Study Notes
AQA GCSE Sociology Classic Texts: Schooling in Capitalist America (Bowles & Gintis, 1976)
- Level:
- GCSE
- Board:
- AQA
Last updated 15 Aug 2024
A classic Marxist analysis of education which describes how school prepares workers for a life of exploitation in the capitalist system. Unlike functionalists like Parsons, Bowles & Gintis dismiss the idea that the education system is meritocratic, instead describing a system that reproduces social class inequality.
A key aspect of Bowles & Gintis' famous study was the correspondence principle. That is, that school is deliberately made to be similar to work. Like in the workplace, school has a clear hierarchy (including some hierarchy among the pupils/workers to keep them divided). School work is fragmented into different subjects and disciplines, just as people have separate tasks on a production line. People work for extrinsic rewards (i.e. pay for workers in the capitalist system; grades and house points, etc. in school) rather than getting satisfaction from doing the work itself.

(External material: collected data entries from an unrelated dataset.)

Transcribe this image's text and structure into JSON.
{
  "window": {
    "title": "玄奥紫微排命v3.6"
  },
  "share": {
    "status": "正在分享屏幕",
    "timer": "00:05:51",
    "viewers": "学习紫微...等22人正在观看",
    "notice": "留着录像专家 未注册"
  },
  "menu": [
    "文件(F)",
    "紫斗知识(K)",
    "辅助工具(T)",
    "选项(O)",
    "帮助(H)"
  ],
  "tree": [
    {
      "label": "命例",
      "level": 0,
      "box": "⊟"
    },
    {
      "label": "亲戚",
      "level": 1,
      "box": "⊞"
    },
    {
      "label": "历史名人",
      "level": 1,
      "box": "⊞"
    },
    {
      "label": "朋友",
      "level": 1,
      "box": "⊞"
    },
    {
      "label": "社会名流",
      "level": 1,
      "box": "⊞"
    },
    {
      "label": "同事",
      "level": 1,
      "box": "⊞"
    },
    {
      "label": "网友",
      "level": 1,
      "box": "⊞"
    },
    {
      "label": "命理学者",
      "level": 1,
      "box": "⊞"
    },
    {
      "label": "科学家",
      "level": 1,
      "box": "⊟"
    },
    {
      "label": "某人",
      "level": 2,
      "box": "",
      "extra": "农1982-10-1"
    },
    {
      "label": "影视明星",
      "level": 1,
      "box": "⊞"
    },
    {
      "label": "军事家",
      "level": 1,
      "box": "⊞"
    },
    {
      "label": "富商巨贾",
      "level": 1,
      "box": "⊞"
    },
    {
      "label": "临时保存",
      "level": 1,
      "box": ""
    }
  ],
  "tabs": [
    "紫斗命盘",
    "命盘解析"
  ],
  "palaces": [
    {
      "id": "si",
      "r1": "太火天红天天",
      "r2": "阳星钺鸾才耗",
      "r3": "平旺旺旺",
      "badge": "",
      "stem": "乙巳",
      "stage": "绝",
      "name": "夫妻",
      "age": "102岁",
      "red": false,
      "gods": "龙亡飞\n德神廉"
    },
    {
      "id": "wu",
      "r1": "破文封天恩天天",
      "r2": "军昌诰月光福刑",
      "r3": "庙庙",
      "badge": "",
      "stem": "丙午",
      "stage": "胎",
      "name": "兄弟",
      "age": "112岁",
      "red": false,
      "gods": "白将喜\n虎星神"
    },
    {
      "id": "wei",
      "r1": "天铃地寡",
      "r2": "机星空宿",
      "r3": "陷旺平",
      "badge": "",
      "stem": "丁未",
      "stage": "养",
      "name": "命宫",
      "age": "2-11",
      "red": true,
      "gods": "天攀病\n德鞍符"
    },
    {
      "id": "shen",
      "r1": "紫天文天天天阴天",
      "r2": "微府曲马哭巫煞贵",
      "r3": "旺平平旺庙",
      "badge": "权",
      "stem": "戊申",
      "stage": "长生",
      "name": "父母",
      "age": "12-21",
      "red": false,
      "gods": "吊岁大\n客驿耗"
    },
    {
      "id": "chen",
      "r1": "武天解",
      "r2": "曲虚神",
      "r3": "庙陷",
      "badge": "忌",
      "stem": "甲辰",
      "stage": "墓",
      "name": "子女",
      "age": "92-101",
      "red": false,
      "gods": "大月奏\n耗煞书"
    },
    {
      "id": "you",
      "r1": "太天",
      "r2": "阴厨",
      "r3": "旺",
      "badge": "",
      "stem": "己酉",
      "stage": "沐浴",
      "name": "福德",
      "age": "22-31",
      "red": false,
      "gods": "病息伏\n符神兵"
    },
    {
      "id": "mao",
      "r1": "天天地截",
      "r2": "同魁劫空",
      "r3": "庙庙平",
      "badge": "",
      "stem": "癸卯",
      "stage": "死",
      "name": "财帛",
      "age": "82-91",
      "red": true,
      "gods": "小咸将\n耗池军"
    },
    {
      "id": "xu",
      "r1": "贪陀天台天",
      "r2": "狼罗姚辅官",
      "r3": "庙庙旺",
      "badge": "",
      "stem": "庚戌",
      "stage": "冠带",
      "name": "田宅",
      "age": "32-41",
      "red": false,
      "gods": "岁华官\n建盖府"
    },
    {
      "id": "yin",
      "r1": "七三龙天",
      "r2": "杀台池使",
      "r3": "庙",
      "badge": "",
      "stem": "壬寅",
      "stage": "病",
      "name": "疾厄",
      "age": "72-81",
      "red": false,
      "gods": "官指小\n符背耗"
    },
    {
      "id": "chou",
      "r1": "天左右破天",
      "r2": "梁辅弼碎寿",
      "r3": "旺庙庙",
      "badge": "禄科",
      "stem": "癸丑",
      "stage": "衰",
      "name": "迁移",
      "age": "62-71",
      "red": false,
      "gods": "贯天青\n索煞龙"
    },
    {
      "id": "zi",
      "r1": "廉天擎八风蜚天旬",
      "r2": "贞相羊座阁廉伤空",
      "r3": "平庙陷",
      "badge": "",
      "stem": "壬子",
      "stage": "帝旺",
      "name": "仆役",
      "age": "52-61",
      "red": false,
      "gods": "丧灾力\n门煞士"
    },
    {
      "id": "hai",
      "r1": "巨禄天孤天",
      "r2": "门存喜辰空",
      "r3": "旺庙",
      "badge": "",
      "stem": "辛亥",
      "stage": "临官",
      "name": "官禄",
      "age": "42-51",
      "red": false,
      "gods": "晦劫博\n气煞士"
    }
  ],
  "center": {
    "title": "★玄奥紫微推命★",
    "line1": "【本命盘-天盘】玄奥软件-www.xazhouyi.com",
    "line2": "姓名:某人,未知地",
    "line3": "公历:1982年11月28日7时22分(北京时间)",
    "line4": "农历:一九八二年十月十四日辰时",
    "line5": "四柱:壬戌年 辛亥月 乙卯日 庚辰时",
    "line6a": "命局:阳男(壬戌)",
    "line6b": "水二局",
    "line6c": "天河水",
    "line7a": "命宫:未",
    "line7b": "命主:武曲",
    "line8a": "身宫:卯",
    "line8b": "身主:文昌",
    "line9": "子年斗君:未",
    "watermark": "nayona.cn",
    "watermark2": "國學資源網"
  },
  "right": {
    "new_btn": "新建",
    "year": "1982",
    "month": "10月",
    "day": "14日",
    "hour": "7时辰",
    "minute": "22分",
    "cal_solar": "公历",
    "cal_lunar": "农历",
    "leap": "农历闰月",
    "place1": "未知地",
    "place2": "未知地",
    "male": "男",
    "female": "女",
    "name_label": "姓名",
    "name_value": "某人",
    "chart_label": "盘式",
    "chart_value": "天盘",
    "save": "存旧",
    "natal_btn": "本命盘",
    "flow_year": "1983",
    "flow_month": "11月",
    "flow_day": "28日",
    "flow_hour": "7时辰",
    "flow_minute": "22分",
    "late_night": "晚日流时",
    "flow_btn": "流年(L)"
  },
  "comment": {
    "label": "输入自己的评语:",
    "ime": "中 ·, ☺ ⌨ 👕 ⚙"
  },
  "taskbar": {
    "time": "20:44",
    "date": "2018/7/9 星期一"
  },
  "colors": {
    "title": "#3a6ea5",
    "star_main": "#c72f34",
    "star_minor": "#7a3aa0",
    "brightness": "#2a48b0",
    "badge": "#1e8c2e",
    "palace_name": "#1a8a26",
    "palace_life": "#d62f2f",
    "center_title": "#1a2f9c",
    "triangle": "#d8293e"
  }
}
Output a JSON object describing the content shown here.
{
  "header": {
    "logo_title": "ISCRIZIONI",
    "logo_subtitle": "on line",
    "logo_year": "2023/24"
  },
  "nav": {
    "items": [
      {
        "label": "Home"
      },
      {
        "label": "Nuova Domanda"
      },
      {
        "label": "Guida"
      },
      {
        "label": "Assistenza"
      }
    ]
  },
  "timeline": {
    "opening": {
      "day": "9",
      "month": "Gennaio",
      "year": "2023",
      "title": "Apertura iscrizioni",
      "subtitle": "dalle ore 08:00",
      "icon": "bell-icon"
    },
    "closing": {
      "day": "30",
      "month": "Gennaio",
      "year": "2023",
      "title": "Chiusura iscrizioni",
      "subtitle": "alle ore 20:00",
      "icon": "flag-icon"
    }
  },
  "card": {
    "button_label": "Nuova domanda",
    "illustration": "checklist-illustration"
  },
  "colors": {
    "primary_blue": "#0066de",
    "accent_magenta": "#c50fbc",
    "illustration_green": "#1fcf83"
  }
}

Bowles & Gintis argue that the aim of this is to create obedient, docile workers, who will not question how things are arranged and will not work together to change things. Separately, the children of the ruling class are taught in private schools or similar, to be confident and to expect to run things and be in charge. As such, for Bowles & Gintis the schooling system performs a vital function for capitalism: it keeps the children of working-class parents working class, and ensures the children of bourgeois parents remain bourgeois. And it ensure that those working-class children will continue to work hard and put up with low pay and poor conditions. It is the opposite of a meritocratic system. Bowles & Gintis talk about the myth of meritocracy.
Bowles & Gintis also explore the idea of a hidden curriculum - i.e. the things that education teaches us that are not part of the formal curriculum (what we learn about the various subjects in the classroom). Functionalists also recognise that there is a hidden curriculum, but they see this is a positive thing: part of what teaches people the norms and values of society. Marxists like Bowles & Gintis think this only benefits the ruling class and capitalism.
It is important to remember that Bowles & Gintis were Marxists; they were critics of capitalism. This is what they thought education was like, not what they thought it should be like.
Critics would argue that school has changed a lot since the 1970s and so has the workplace. Others would point out that working-class pupils do not always seem "docile" and "obedient" and often seem quite the opposite! However, Willis (in Learning to Labour) suggests that poor behaviour at school still benefits the capitalist system.